Было заметно, что Чехову сделалось неловко. Он даже слегка покраснел.
— Простите, голубчик, я вас не гоню. Рассказывайте, это действительно интересно.
— Я как-то попал в ваш музей в Мелихове.
— У меня там есть музей? — перебил меня Чехов. — Я же продал Мелихово.
— У вас несколько музеев. Я был в трех: в Мелихово, на Садово-Кудринской в Москве, где вы снимали квартиру, в Ялте в вашем теперешнем доме и, думаю, есть еще в Таганроге и, возможно, Южно-Сахалинске, но я там не был.
— Зачем же мне столько музеев? — усмехнулся писатель. — У вас что, больше некого поминать?
— Почему же, думаю, у Пушкина памятных мест больше, чем у вас.
— Ну, хоть этим вы меня утешили. А то я испугался, что только одного меня потомки и почитают.

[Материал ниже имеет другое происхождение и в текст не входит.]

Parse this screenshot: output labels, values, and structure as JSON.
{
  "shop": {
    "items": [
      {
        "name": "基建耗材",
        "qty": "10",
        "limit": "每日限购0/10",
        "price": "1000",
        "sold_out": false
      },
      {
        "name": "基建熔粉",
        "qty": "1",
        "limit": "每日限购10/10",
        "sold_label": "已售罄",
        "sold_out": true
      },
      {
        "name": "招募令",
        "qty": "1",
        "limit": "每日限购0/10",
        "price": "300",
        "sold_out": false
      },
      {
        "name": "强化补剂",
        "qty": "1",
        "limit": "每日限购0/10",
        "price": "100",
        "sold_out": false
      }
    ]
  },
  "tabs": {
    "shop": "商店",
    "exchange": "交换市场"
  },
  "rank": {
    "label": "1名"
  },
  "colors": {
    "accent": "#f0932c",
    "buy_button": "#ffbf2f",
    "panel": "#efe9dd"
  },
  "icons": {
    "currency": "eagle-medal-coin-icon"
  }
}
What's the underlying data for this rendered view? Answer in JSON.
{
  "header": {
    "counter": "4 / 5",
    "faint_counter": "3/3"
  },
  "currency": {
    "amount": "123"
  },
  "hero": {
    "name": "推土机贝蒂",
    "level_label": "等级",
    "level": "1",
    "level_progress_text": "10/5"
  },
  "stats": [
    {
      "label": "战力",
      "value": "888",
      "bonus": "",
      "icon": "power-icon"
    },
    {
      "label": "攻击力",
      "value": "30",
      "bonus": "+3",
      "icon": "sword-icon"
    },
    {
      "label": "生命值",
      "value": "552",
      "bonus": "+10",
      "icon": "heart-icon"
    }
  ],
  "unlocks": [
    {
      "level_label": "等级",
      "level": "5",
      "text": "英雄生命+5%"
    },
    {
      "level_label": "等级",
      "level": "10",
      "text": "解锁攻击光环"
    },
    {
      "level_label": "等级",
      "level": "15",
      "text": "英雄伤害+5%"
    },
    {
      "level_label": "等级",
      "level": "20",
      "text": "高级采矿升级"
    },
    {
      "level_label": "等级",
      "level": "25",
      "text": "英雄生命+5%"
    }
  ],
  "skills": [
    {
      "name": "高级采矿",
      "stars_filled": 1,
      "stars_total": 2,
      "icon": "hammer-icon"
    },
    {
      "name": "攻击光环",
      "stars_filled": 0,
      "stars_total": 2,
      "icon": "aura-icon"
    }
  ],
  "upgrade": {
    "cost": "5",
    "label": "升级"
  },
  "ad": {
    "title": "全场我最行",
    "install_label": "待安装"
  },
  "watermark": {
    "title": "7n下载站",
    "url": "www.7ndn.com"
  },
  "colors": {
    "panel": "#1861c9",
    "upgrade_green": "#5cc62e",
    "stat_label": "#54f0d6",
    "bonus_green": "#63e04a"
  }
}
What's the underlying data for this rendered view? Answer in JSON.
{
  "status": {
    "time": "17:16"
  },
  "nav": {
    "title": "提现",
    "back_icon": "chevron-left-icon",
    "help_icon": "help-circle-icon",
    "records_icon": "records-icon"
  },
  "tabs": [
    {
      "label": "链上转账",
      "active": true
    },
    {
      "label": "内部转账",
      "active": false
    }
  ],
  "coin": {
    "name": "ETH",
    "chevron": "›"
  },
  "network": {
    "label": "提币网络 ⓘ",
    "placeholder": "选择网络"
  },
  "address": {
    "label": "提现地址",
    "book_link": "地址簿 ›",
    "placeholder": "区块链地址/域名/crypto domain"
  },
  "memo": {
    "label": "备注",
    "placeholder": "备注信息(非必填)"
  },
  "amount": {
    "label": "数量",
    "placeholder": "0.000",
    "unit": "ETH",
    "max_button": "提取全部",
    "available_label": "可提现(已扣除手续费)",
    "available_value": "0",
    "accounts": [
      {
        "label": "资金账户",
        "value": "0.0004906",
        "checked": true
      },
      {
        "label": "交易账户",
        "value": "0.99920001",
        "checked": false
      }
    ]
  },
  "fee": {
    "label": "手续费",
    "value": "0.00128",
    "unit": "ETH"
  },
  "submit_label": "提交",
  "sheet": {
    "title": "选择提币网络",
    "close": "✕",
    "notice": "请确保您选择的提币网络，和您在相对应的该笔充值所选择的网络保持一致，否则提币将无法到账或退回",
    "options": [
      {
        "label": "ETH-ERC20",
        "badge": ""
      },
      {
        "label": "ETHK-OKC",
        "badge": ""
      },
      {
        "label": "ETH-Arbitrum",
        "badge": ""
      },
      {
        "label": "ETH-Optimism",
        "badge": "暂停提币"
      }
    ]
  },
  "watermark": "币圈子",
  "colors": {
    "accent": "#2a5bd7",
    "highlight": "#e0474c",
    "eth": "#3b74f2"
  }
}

— Так вот, в Мелихово я спросил у одной из смотрительниц, кем вам приходится Михаил Чехов.
— Это мой младший брат.
— Я спрашивал о другом Михаиле, выдающемся режиссере.
— Что, был и такой?
— Да, ваш племянник, сын Александра Павловича
— Маленький Миша? Он стал режиссером?
— Да, но он жил в эмиграции, и у нас в стране мало известен. Эта смотрительница мне сказала, что он «не настоящий Чехов», а ваш дальний родственник. Потом я попросил показать фотографию Авиловой, в этом музее очень много фотографий.
— Вы знаете о Лидии Николаевне?
— Знаю, она написала чудесную книгу о ваших отношениях. По-моему, лучше всех из ваших знакомых. Потрясающая женщина!
Мне показалось, что обсуждать свою личную жизнь Чехов категорически не хочет. Во всяком случае, он ничего больше не спросил об Авиловой и сменил тему разговора:
— Так обо мне многие писали?
— Естественно, вы же классик! Большинство из тех ваших знакомых, кто умел писать и хоть немного вас знал.
— Интересно. Я бы с удовольствием почитал. Ругают, поди?
— Кто же великих писателей ругает? Скорее примазываются. Я и Чехов, я и Толстой, я и вселенная.
— Да, — задумчиво сказал Антон Павлович, — коли многие напишут, значит, многие меня пережили. Вы ведь не скажете, когда я умру?
— Конечно, не скажу. Да и зачем это вам?
— Пожалуй, этого действительно человеку знать не нужно. Извините, я вас перебил, вы остановились на Мелихово.
— Да. После музея я решил проверить музейных работников, взялся читать ваши письма и по ним в вас влюбился.
— Так-таки и влюбились! — рассмеялся он. — И что же вам так понравилось?
Я задумался, не зная, как сформулировать мое к нему отношение.